As the race began, our very experienced team member set the pace and I couldn’t help but feel giddy. I felt like part of the race as I laughed with my friends, talked with them, and cheered them on. They did the same for me, making me feel like one of the team, not the one in a wheelchair.
Not too far into the race, I realized something that changed my day and left a lasting impact on my heart. These ten people were a few of many who had been carrying my family and me through difficult times these past years. And now they would push me through one of my weakest moments. It seemed a fitting end to a study on strength in weakness, and it made my heart leap with joy to realize that God did indeed ask me to do this race a year earlier. He knew exactly how it would turn out, and He knew the great lesson it would be to me. My Almighty Father, carrying me once again.

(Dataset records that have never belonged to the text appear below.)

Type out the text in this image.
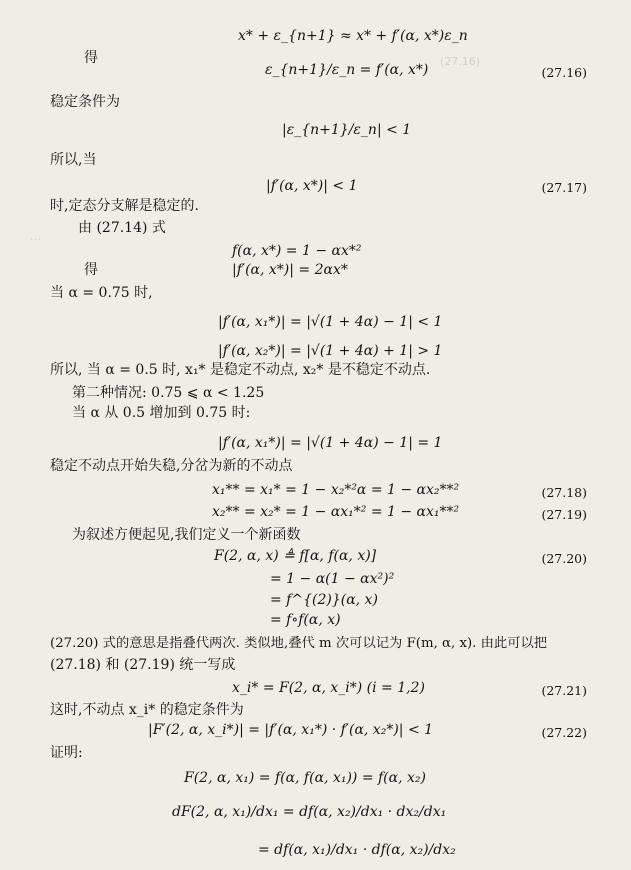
(27.16)
…
x* + ε_{n+1} ≈ x* + f′(α, x*)ε_n
得
ε_{n+1}/ε_n = f′(α, x*)	(27.16)
稳定条件为
|ε_{n+1}/ε_n| < 1
所以,当
|f′(α, x*)| < 1	(27.17)
时,定态分支解是稳定的.
由 (27.14) 式
f(α, x*) = 1 − αx*²
得	|f′(α, x*)| = 2αx*
当 α = 0.75 时,
|f′(α, x₁*)| = |√(1 + 4α) − 1| < 1
|f′(α, x₂*)| = |√(1 + 4α) + 1| > 1
所以, 当 α = 0.5 时, x₁* 是稳定不动点, x₂* 是不稳定不动点.
第二种情况: 0.75 ⩽ α < 1.25
当 α 从 0.5 增加到 0.75 时:
|f′(α, x₁*)| = |√(1 + 4α) − 1| = 1
稳定不动点开始失稳,分岔为新的不动点
x₁** = x₁* = 1 − x₂*²α = 1 − αx₂**²	(27.18)
x₂** = x₂* = 1 − αx₁*² = 1 − αx₁**²	(27.19)
为叙述方便起见,我们定义一个新函数
F(2, α, x) ≜ f[α, f(α, x)]	(27.20)
= 1 − α(1 − αx²)²
= f^{(2)}(α, x)
= f∘f(α, x)
(27.20) 式的意思是指叠代两次. 类似地,叠代 m 次可以记为 F(m, α, x). 由此可以把
(27.18) 和 (27.19) 统一写成
x_i* = F(2, α, x_i*) (i = 1,2)	(27.21)
这时,不动点 x_i* 的稳定条件为
|F′(2, α, x_i*)| = |f′(α, x₁*) · f′(α, x₂*)| < 1	(27.22)
证明:
F(2, α, x₁) = f(α, f(α, x₁)) = f(α, x₂)
dF(2, α, x₁)/dx₁ = df(α, x₂)/dx₁ · dx₂/dx₁
= df(α, x₁)/dx₁ · df(α, x₂)/dx₂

Jill Thompson and Rebecca Dix trained together, in what they called the “couch to 26” program.
Angela Bailey still feels ripples of all the ways Kristen influenced her on that day and the connections that came about from their relationship.
Kristen’s husband Deric Milligan reflected, “I think about the strength of community. You see it here. The people who supported me, Kristen, and our children back then continue to to this day. Obviously, that’s the big piece of IoH. Not just understanding that the families are going through a marathon, which they are, but other people coming alongside them. That was a big part of what we did, what you all did in that race.”
Jon Brock, who is married to Kristen’s twin sister Kim, remembers that the group went too slow to even set off a speedometer on the course, but they had more fun than any other runners out there!